Dr. R's Story One Year Later (07/04)
Let me say at the outset that I am so pleased with my recovery. I couldn't have hoped for a better outcome and I encourage all dancers who now experience a decreased quality of life because of hip degeneration not to delay surgery.
Here I am sitting one year after my Left THR sitting in full lotus:
(Photo credit: Roxlyn Moret -my yoga teacher)
The road to recovery however has not always been easy. Below I will describe the highs and the lows of the journey.
No Pain! I can walk endlessly and do all my daily tasks of living comfortably.
Good Range Of Motion - Before my THR Dr. Padgett explained that the surgical approach he used would allow me to turn out my leg in any direction without restriction. At the one year point I have more turn out with my operated hip than I do with my somewhat arthritic "normal" side! Starting around the eleventh month my range of motion started to get better every week. Now have almost equal range in both hips.
Good prognosis for movement- At my one year checkup Dr. Padgett explained that my only restriction in movement for the foreseeable future would be rotating my trunk toward the operated side when the thigh is fully flexed into my chest. See the Yoga page for an illustration of such a rotation.
Keeping his advice in mind I can already participate fully in regular yoga classes.
(Remember that everyone's movement restrictions will vary depending on the exact nature of the surgical procedure.)
Reassurance about choices- I was glad to learn that one year later Dr. Padgett still favors the metal implant with the highly cross linked poly liner that he used for my procedure. Additionally, for dancers he continues to prefer the minimally invasive surgical approach rather than the newer MIS "2-incision" technique.
(See this page for further description of these options. )
Although I am quite content now, I would have to say that the past year presented many difficulties.
My leg felt alien for many months after surgery but now feels fine.
My scar developed a keloid (overgrowth of scar tissue) which did not respond to topical treatment. The keloid was painful and itchy. Keloid formation is often a genetic trait and I was aware this might happen. I needed to have steroid injections into the scar tissue for it to subside.
Fatigue- My most persistent complaint was fatigue. I admit that I was quite worn out going into surgery but I continued to feel that way well into the eight post-operative month. Dr. Padgett said that it was common to feel fatigued for up to six months after surgery because of the magnitude of the metabolic insult to the body and the inflammatory response the accompanies healing. It was very humbling for me to acknowledge that I had overdone everything in the past and that in recovering from major surgery I had to really slow down and let my body heal.

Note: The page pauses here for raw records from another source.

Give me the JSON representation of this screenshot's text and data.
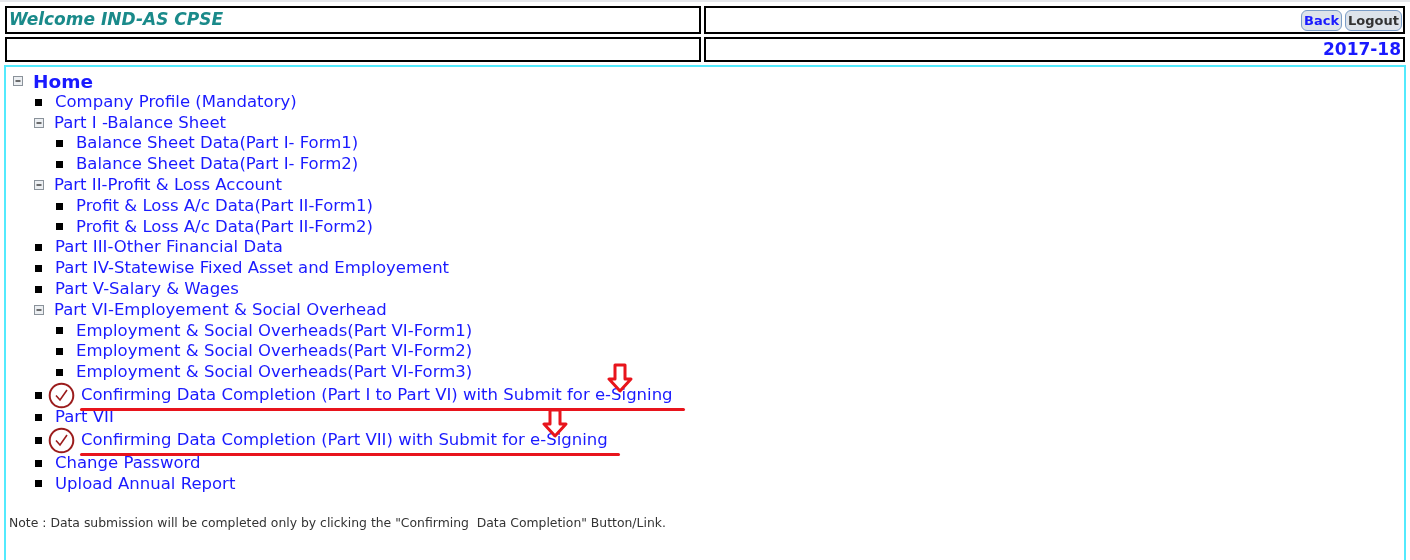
{
  "header": {
    "title": "Welcome IND-AS CPSE",
    "buttons": [
      {
        "label": "Back",
        "kind": "back"
      },
      {
        "label": "Logout",
        "kind": "logout"
      }
    ],
    "year": "2017-18"
  },
  "tree": {
    "label": "Home",
    "kind": "node",
    "expanded": true,
    "children": [
      {
        "label": "Company Profile (Mandatory)",
        "kind": "link",
        "annotated": false
      },
      {
        "label": "Part I -Balance Sheet",
        "kind": "node",
        "expanded": true,
        "children": [
          {
            "label": "Balance Sheet Data(Part I- Form1)",
            "kind": "link",
            "annotated": false
          },
          {
            "label": "Balance Sheet Data(Part I- Form2)",
            "kind": "link",
            "annotated": false
          }
        ]
      },
      {
        "label": "Part II-Profit & Loss Account",
        "kind": "node",
        "expanded": true,
        "children": [
          {
            "label": "Profit & Loss A/c Data(Part II-Form1)",
            "kind": "link",
            "annotated": false
          },
          {
            "label": "Profit & Loss A/c Data(Part II-Form2)",
            "kind": "link",
            "annotated": false
          }
        ]
      },
      {
        "label": "Part III-Other Financial Data",
        "kind": "link",
        "annotated": false
      },
      {
        "label": "Part IV-Statewise Fixed Asset and Employement",
        "kind": "link",
        "annotated": false
      },
      {
        "label": "Part V-Salary & Wages",
        "kind": "link",
        "annotated": false
      },
      {
        "label": "Part VI-Employement & Social Overhead",
        "kind": "node",
        "expanded": true,
        "children": [
          {
            "label": "Employment & Social Overheads(Part VI-Form1)",
            "kind": "link",
            "annotated": false
          },
          {
            "label": "Employment & Social Overheads(Part VI-Form2)",
            "kind": "link",
            "annotated": false
          },
          {
            "label": "Employment & Social Overheads(Part VI-Form3)",
            "kind": "link",
            "annotated": false
          }
        ]
      },
      {
        "label": "Confirming Data Completion (Part I to Part VI) with Submit for e-Signing",
        "kind": "link",
        "annotated": true
      },
      {
        "label": "Part VII",
        "kind": "link",
        "annotated": false
      },
      {
        "label": "Confirming Data Completion (Part VII) with Submit for e-Signing",
        "kind": "link",
        "annotated": true
      },
      {
        "label": "Change Password",
        "kind": "link",
        "annotated": false
      },
      {
        "label": "Upload Annual Report",
        "kind": "link",
        "annotated": false
      }
    ]
  },
  "note": "Note : Data submission will be completed only by clicking the \"Confirming  Data Completion\" Button/Link."
}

Back Pain- The second complaint I had was chronic back pain. In the years before surgery I had developed low back pain with contracture in my quadratus muscles as a compensation for my bad hip. I also had developed pain in the shoulder on the opposite side from walking with imbalance. Dr. Padgett had told me that the pain would eventually go away. To be more comfortable in the meanwhile I reluctantly took Vioxx, a non-steroidal anti-inflammatory medication. I started to get massage regularly and I continued to work with my physical therapist. At her suggestion I also did twelve sessions with an Alexander teacher (Jane Kosminsky) to develop ease in the motions of everyday living.
At the six month mark, however, I still had pain and stiffness. Feeling quite depressed about this situation I saw a Rehabilitation Medicine physician. That doctor noted the obvious, that the thigh on my operated side was still atrophied, and said that when my leg got strong enough to support my back evenly, the back pain would go away. So I continued to take Vioxx and started to get some chiropractic treatment. I can happily say now that the doctors were correct and that my back pain is much diminished and my flexibility is increasing.
Depression- After the honeymoon period with my hip that I describe in the first part of my story, I had a few months in which I felt quite depressed. As I said I was tired and my back hurt, but it was adjusting to a new life that was the hardest. In my particular case, my decision to have surgery precipitated stunning changes in my life in general: I drastically reduced the hours that I saw patients in my office and took on a more administrative role, and I fully retired from dancing. While I think many dancers facing THR will not make such radical changes as I chose to do, the reality is that submitting to this drastic surgery often moves us into a different phase in our lives. Although I had mental preparation and support for this aftermath of surgery, I was unprepared for how hard the changes would be. At the one year point I can say that I have made wonderful progress in this area and I am eager to explore what my future will bring.